By: Eastern Eye Staff

A GROUP of protesters chanting “Black Lives Matter” gathered on Thursday (4) outside the London home of Prime Minister Boris Johnson’s closest aide, Dominic Cummings.

Anti-racism protests have taken place in Britain in recent days, in solidarity with US demonstrations sparked by the death in Minneapolis of George Floyd, an unarmed black man who died after a white police officer knelt on his neck.

The brief protest outside Cummings’s home involved about two dozen protesters who lay on the road and chanted slogans. One of them used a megaphone to denounce the government’s handling of the coronavirus outbreak.


Dominic Cummings, special advisor for Britain’s Prime Minister Boris Johnson arrives in Downing Street, London, on June 4, 2020. (REUTERS/John Sibley)


Britain has the worst death toll from the virus in Europe, and people from ethnic minorities have been disproportionately affected. Black and Asian people in England are up to 50 per cent more likely to die after becoming infected with Covid-19.

Cummings resisted intense pressure to resign, including from within the ruling Conservative Party, after revelations in late May that he had travelled 250 miles from London with his wife and son at the height of the coronavirus lockdown.

Johnson denied his adviser had broken the rules being imposed on the rest of society, but polls have shown a sharp fall in confidence in the government’s handling of the epidemic since the scandal.

The protest outside the Cummings’s home was quite small in comparison with a demonstration in central London the previous day, in which tens of thousands of people marched against racism.

The crowds prompted Sadiq Khan to raise concerns over the lack of social distancing at the Black Lives Matter protests.

Speaking to LBC on Thursday, Khan noted that “a small minority” of protesters had been “aggressive, violent and abusive towards our police”.

While expressing solidarity with the protests, the London mayor added that unlawful demonstrations were “unacceptable”.

He said “a small minority” failed to follow social distancing norms, and could “inadvertently be passing the virus on or catching it”.

“The virus is still there,” he cautioned. “The virus is deadly.
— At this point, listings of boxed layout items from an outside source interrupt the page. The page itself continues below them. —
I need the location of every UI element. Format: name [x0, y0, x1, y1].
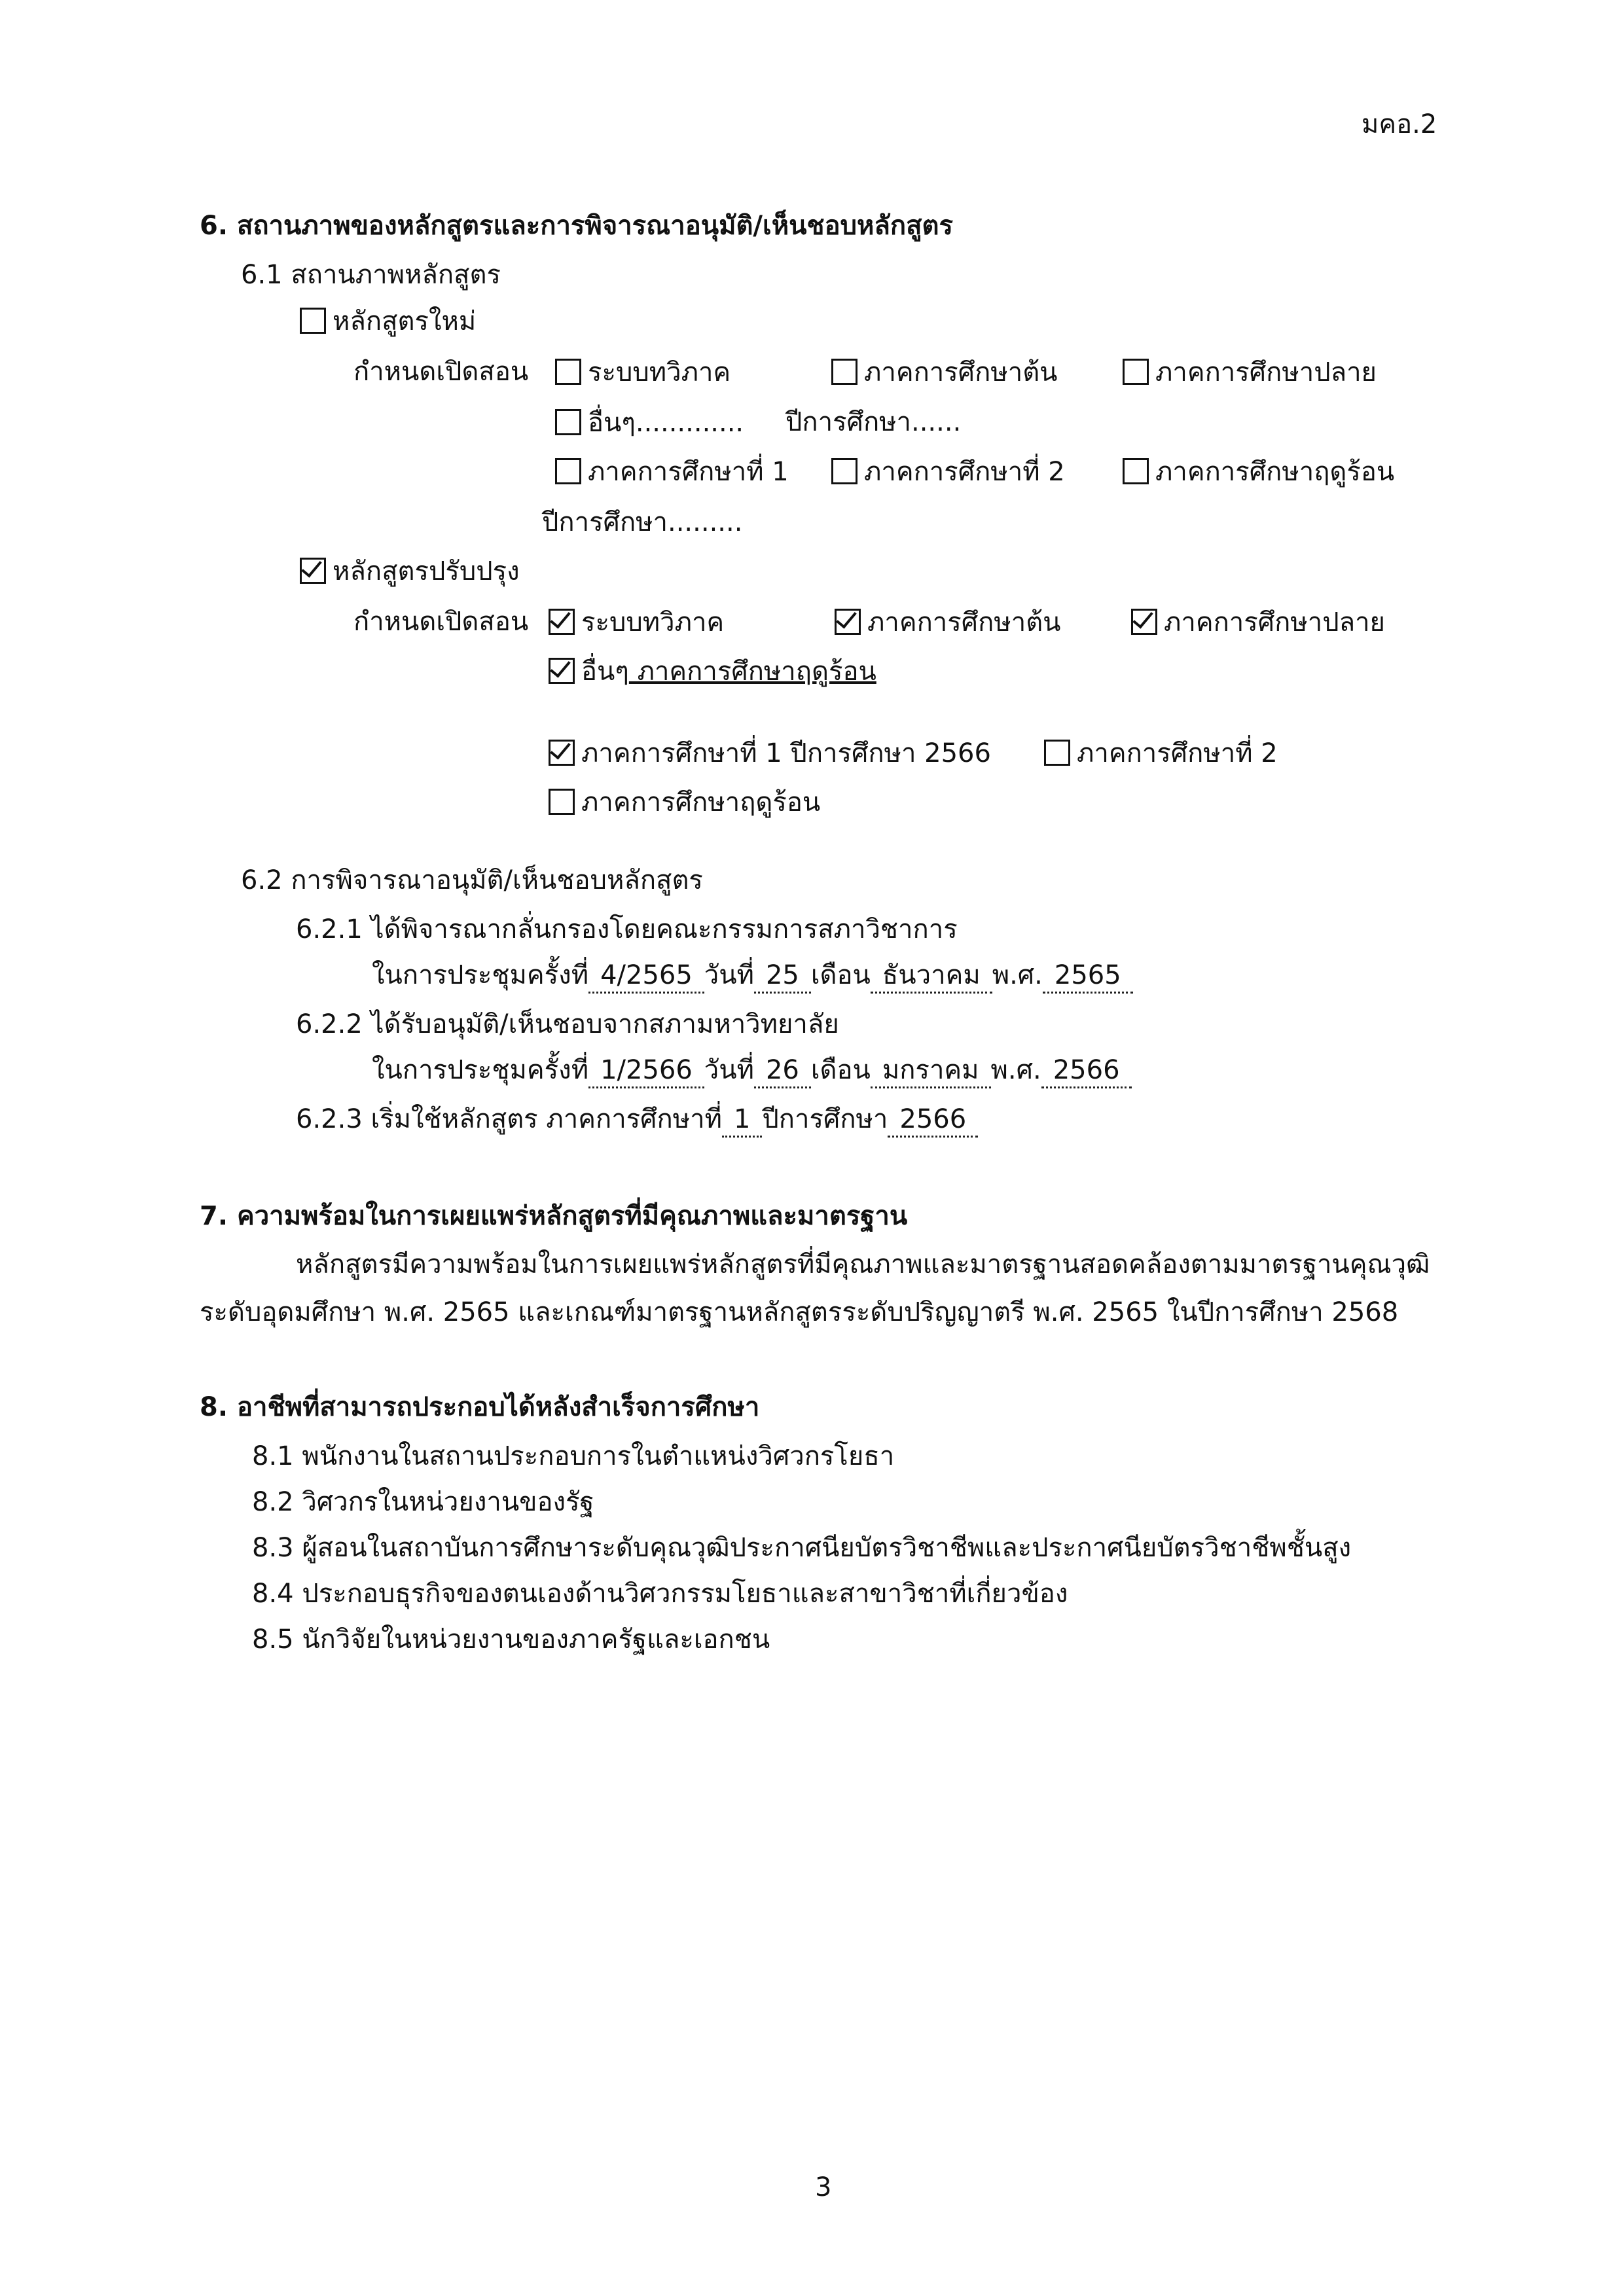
checkbox[interactable] [1131, 609, 1157, 635]
new-opt-other[interactable]: อื่นๆ............. [555, 409, 744, 436]
new-curriculum-option[interactable] [300, 308, 476, 334]
section-6-2-1-title: 6.2.1 ได้พิจารณากลั่นกรองโดยคณะกรรมการสภาวิชาการ [296, 914, 958, 944]
career-item: 8.4 ประกอบธุรกิจของตนเองด้านวิศวกรรมโยธาและสาขาวิชาที่เกี่ยวข้อง [252, 1579, 1068, 1609]
checkbox[interactable] [835, 609, 861, 635]
section-7-line-1: หลักสูตรมีความพร้อมในการเผยแพร่หลักสูตรที่มีคุณภาพและมาตรฐานสอดคล้องตามมาตรฐานคุณวุฒิ [296, 1249, 1430, 1280]
new-year-line: ปีการศึกษา......... [542, 507, 743, 537]
checkbox[interactable] [549, 658, 575, 684]
checkbox[interactable] [555, 409, 581, 435]
meeting-number: 4/2565 [588, 960, 704, 994]
career-item: 8.3 ผู้สอนในสถาบันการศึกษาระดับคุณวุฒิประกาศนียบัตรวิชาชีพและประกาศนียบัตรวิชาชีพชั้นสูง [252, 1533, 1352, 1563]
section-6-2-1-meeting: ในการประชุมครั้งที่ 4/2565 วันที่ 25 เดือน ธันวาคม พ.ศ. 2565 [372, 962, 1133, 988]
new-opt-last[interactable]: ภาคการศึกษาปลาย [1123, 359, 1377, 386]
start-semester: 1 [722, 1104, 762, 1138]
section-6-2-2-meeting: ในการประชุมครั้งที่ 1/2566 วันที่ 26 เดือน มกราคม พ.ศ. 2566 [372, 1057, 1132, 1083]
meeting-month: มกราคม [871, 1055, 991, 1088]
new-sem2[interactable]: ภาคการศึกษาที่ 2 [831, 458, 1065, 485]
meeting-year: 2565 [1043, 960, 1133, 994]
section-6-title: 6. สถานภาพของหลักสูตรและการพิจารณาอนุมัติ/เห็นชอบหลักสูตร [200, 211, 953, 241]
section-7-title: 7. ความพร้อมในการเผยแพร่หลักสูตรที่มีคุณภาพและมาตรฐาน [200, 1201, 908, 1231]
page-number: 3 [815, 2172, 832, 2202]
meeting-day: 25 [754, 960, 811, 994]
revised-open-label: กำหนดเปิดสอน [353, 607, 529, 637]
section-8-title: 8. อาชีพที่สามารถประกอบได้หลังสำเร็จการศึกษา [200, 1392, 760, 1422]
meeting-day: 26 [754, 1055, 811, 1088]
start-year: 2566 [888, 1104, 978, 1138]
revised-other-value: ภาคการศึกษาฤดูร้อน [628, 656, 876, 687]
checkbox[interactable] [549, 789, 575, 815]
checkbox[interactable] [1123, 359, 1149, 385]
checkbox[interactable] [1123, 458, 1149, 484]
career-item: 8.1 พนักงานในสถานประกอบการในตำแหน่งวิศวกรโยธา [252, 1441, 895, 1471]
revised-summer[interactable]: ภาคการศึกษาฤดูร้อน [549, 789, 820, 816]
revised-curriculum-label: หลักสูตรปรับปรุง [333, 556, 520, 586]
checkbox[interactable] [549, 609, 575, 635]
document-code: มคอ.2 [1362, 109, 1437, 139]
revised-opt-last[interactable]: ภาคการศึกษาปลาย [1131, 609, 1385, 636]
new-open-label: กำหนดเปิดสอน [353, 357, 529, 387]
revised-curriculum-checkbox[interactable] [300, 558, 326, 584]
meeting-month: ธันวาคม [871, 960, 992, 994]
new-opt-dual[interactable]: ระบบทวิภาค [555, 359, 731, 386]
section-7-line-2: ระดับอุดมศึกษา พ.ศ. 2565 และเกณฑ์มาตรฐานหลักสูตรระดับปริญญาตรี พ.ศ. 2565 ในปีการศึกษา 2568 [200, 1297, 1399, 1327]
section-6-2-2-title: 6.2.2 ได้รับอนุมัติ/เห็นชอบจากสภามหาวิทยาลัย [296, 1009, 839, 1039]
new-opt-first[interactable]: ภาคการศึกษาต้น [831, 359, 1058, 386]
meeting-year: 2566 [1041, 1055, 1132, 1088]
checkbox[interactable] [1044, 740, 1070, 766]
new-curriculum-checkbox[interactable] [300, 308, 326, 334]
checkbox[interactable] [831, 458, 857, 484]
revised-sem2[interactable]: ภาคการศึกษาที่ 2 [1044, 740, 1278, 766]
section-6-1-title: 6.1 สถานภาพหลักสูตร [241, 260, 501, 290]
new-curriculum-label: หลักสูตรใหม่ [333, 306, 477, 336]
checkbox[interactable] [555, 458, 581, 484]
new-summer[interactable]: ภาคการศึกษาฤดูร้อน [1123, 458, 1394, 485]
checkbox[interactable] [831, 359, 857, 385]
career-item: 8.2 วิศวกรในหน่วยงานของรัฐ [252, 1487, 594, 1517]
section-6-2-title: 6.2 การพิจารณาอนุมัติ/เห็นชอบหลักสูตร [241, 865, 703, 895]
checkbox[interactable] [549, 740, 575, 766]
revised-curriculum-option[interactable] [300, 558, 520, 584]
new-sem1[interactable]: ภาคการศึกษาที่ 1 [555, 458, 789, 485]
revised-opt-other[interactable]: อื่นๆ ภาคการศึกษาฤดูร้อน [549, 658, 876, 685]
new-year-dots: ปีการศึกษา...... [785, 407, 962, 437]
revised-sem1[interactable]: ภาคการศึกษาที่ 1 ปีการศึกษา 2566 [549, 740, 991, 766]
section-6-2-3: 6.2.3 เริ่มใช้หลักสูตร ภาคการศึกษาที่ 1 ปีการศึกษา 2566 [296, 1106, 978, 1132]
meeting-number: 1/2566 [588, 1055, 704, 1088]
revised-opt-dual[interactable]: ระบบทวิภาค [549, 609, 724, 636]
checkbox[interactable] [555, 359, 581, 385]
career-item: 8.5 นักวิจัยในหน่วยงานของภาครัฐและเอกชน [252, 1624, 770, 1655]
revised-opt-first[interactable]: ภาคการศึกษาต้น [835, 609, 1061, 636]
Let’s not give it the opportunity to spread even faster.”

“I understand how angry people are, and it’s rightly ignited fury. But in the context of a global pandemic, we’ve got to be very careful.

“Personally, for example, I would not go on a protest in the middle of a global pandemic…. Ask yourself: is this the safest thing you can do for you and your family, by going on a protest?”

Khan added that unlawful protests were “detracting from us talking about the issue of George Floyd’s brutal death”.

Khan was among the first set of prominent leaders to speak out against Floyd’s police killing, noting that the brutality “rightly ignited fury — not just in America, but around the world”

“People across the globe are feeling fury and anguish… I feel it too,” he said on social media, urging people to protest “peacefully, lawfully and safely”.

“We must do more to highlight racism, discrimination and inequality, but we must also stay safe.”